Les scientifiques ont vérifié si la tendance se confirmait pour d’autres types de vaccins. Ils ont examiné les données précédemment collectées sur les réponses de 244 personnes à sept vaccins différents, notamment ceux contre la grippe saisonnière, la fièvre jaune, le paludisme et le COVID-19. Les mêmes molécules d’ARN plaquettaire – ; signes d'activation des mégacaryocytes – ; étaient associés à une production d’anticorps plus durable pour les différents vaccins. La signature moléculaire pourrait prédire quels vaccins dureraient plus longtemps, ainsi que quels vaccinés auraient une réponse plus durable.
Vers des vaccins prédictifs et personnalisés
Pulendran et ses collègues prévoient de mener des études pour déterminer pourquoi certains vaccins pourraient en premier lieu stimuler des niveaux plus élevés d’activation des mégacaryocytes. Ces résultats pourraient aider les chercheurs à développer des vaccins qui activent plus efficacement les mégacaryocytes et conduisent à des réponses anticorps plus durables.
En attendant, les scientifiques souhaitent développer des tests pour déterminer, à l’aide de leur signature moléculaire récemment découverte, combien de temps un vaccin est susceptible de durer. Cela pourrait aider à accélérer les essais cliniques de vaccins – ; dans lequel les chercheurs doivent souvent suivre les gens pendant des mois ou des années pour déterminer la durabilité – ; mais pourrait également donner lieu à des plans de vaccination personnalisés.

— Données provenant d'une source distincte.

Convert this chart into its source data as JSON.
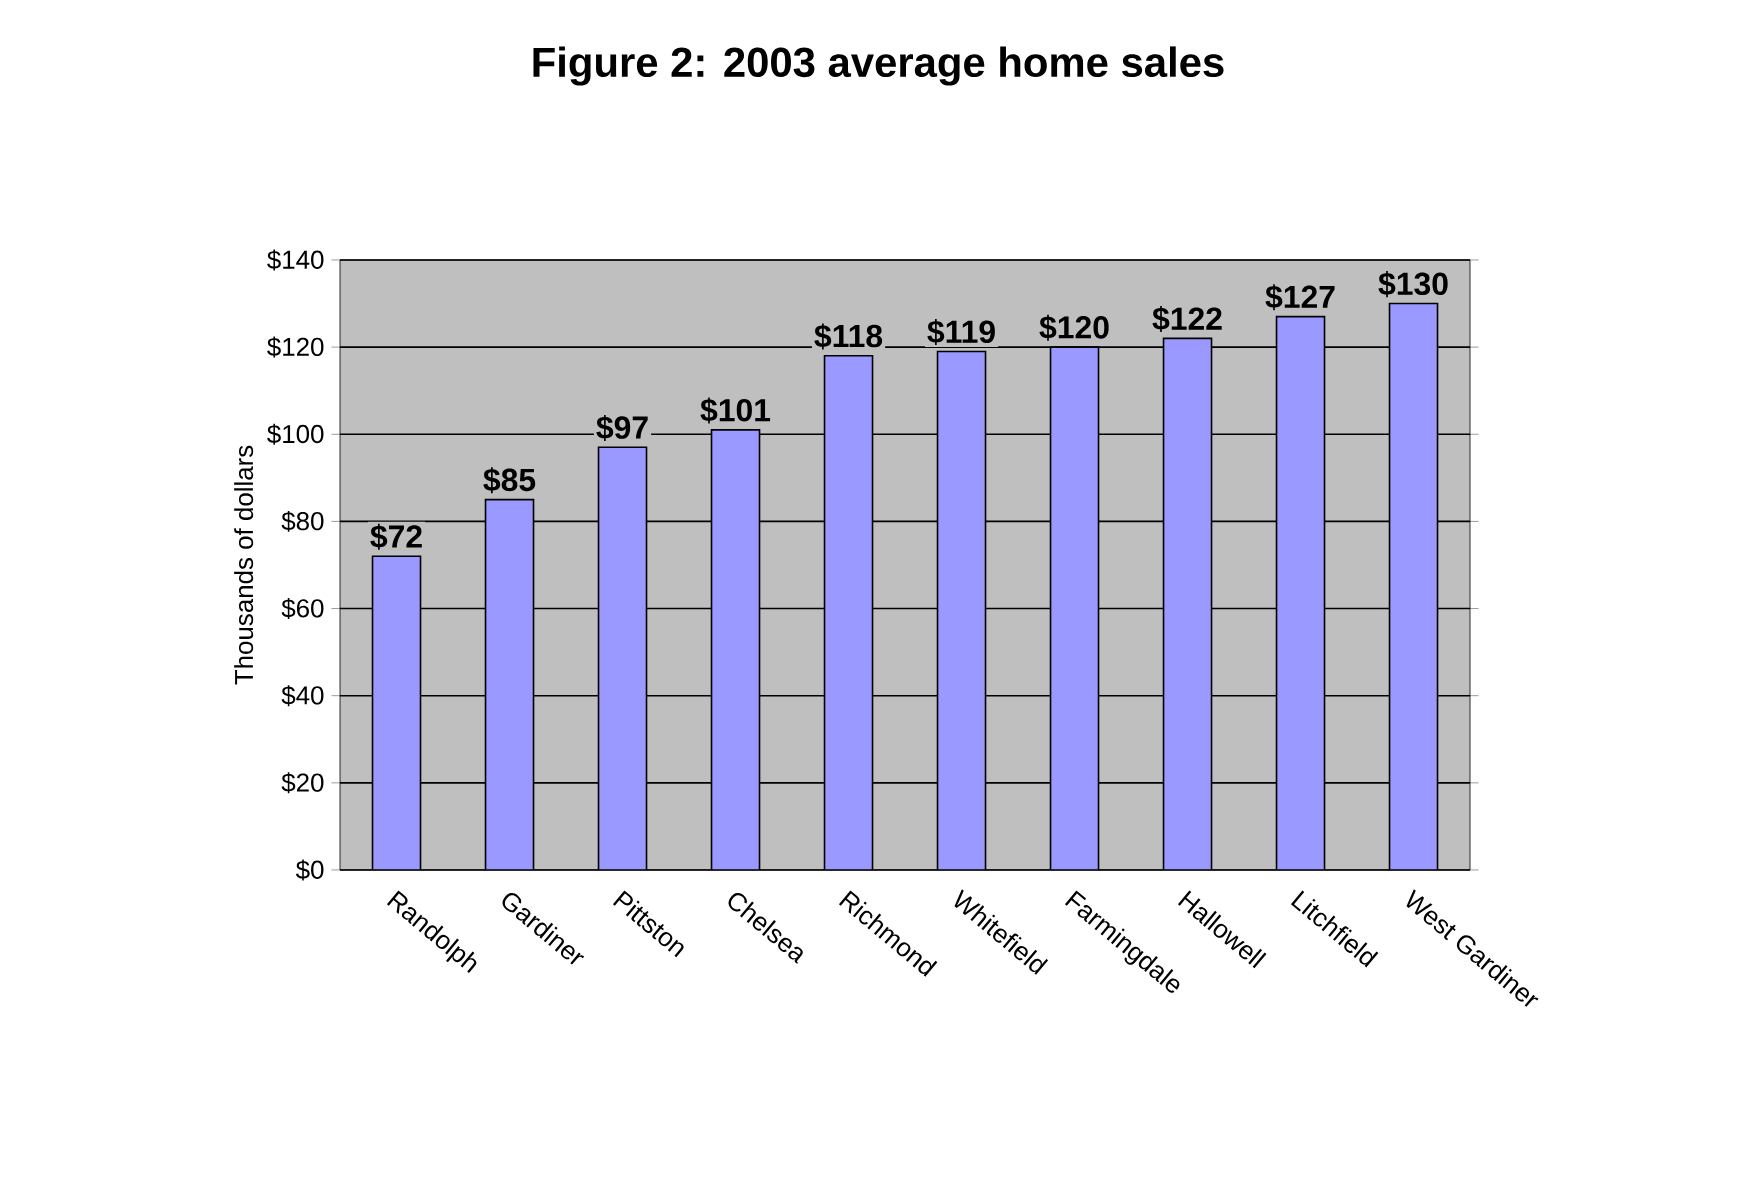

« Nous pourrions développer un simple test PCR – une puce vaccinale – qui mesure les niveaux d'expression des gènes dans le sang quelques jours seulement après la vaccination d'une personne », a expliqué Pulendran. « Cela pourrait nous aider à identifier qui pourrait avoir besoin d'un rappel et quand. » Il a ajouté que la durée d’une réponse vaccinale est probablement affectée par un certain nombre de facteurs complexes, et il soupçonne que les mégacaryocytes ne sont qu’un élément d’une histoire plus vaste.
Des scientifiques de l’Université de Cincinnati ; Centre de vaccination Emory ; Université de Californie, San Diego ; GSK Belgique ; Hôpital Israelita Albert Einstein; Laboratoire Jackson ; la Food and Drug Administration ; École de médecine Icahn du Mont Sinaï ; École de médecine de l'Université Emory ; les Instituts nationaux de la santé ; et la NYU Grossman School of Medicine ont contribué à la recherche.
Le financement de cette recherche a été fourni par les National Institutes of Health (subventions R01 AI048638, U19 AI057266 et U19 AI167903), la DARPA, la Fondation Bill et Melinda Gates, Open Philanthropy, les Violetta L. Horton et Soffer Endowments et GlaxoSmithKline Biologicals SA.
Pulendran siège ou a siégé au conseil d'administration externe d'immunologie de GSK et aux conseils consultatifs scientifiques de Sanofi, Medicago Inc., Boehringer Ingelheim, PharmaJet Inc., Icosavax Inc. et Ed-Jen.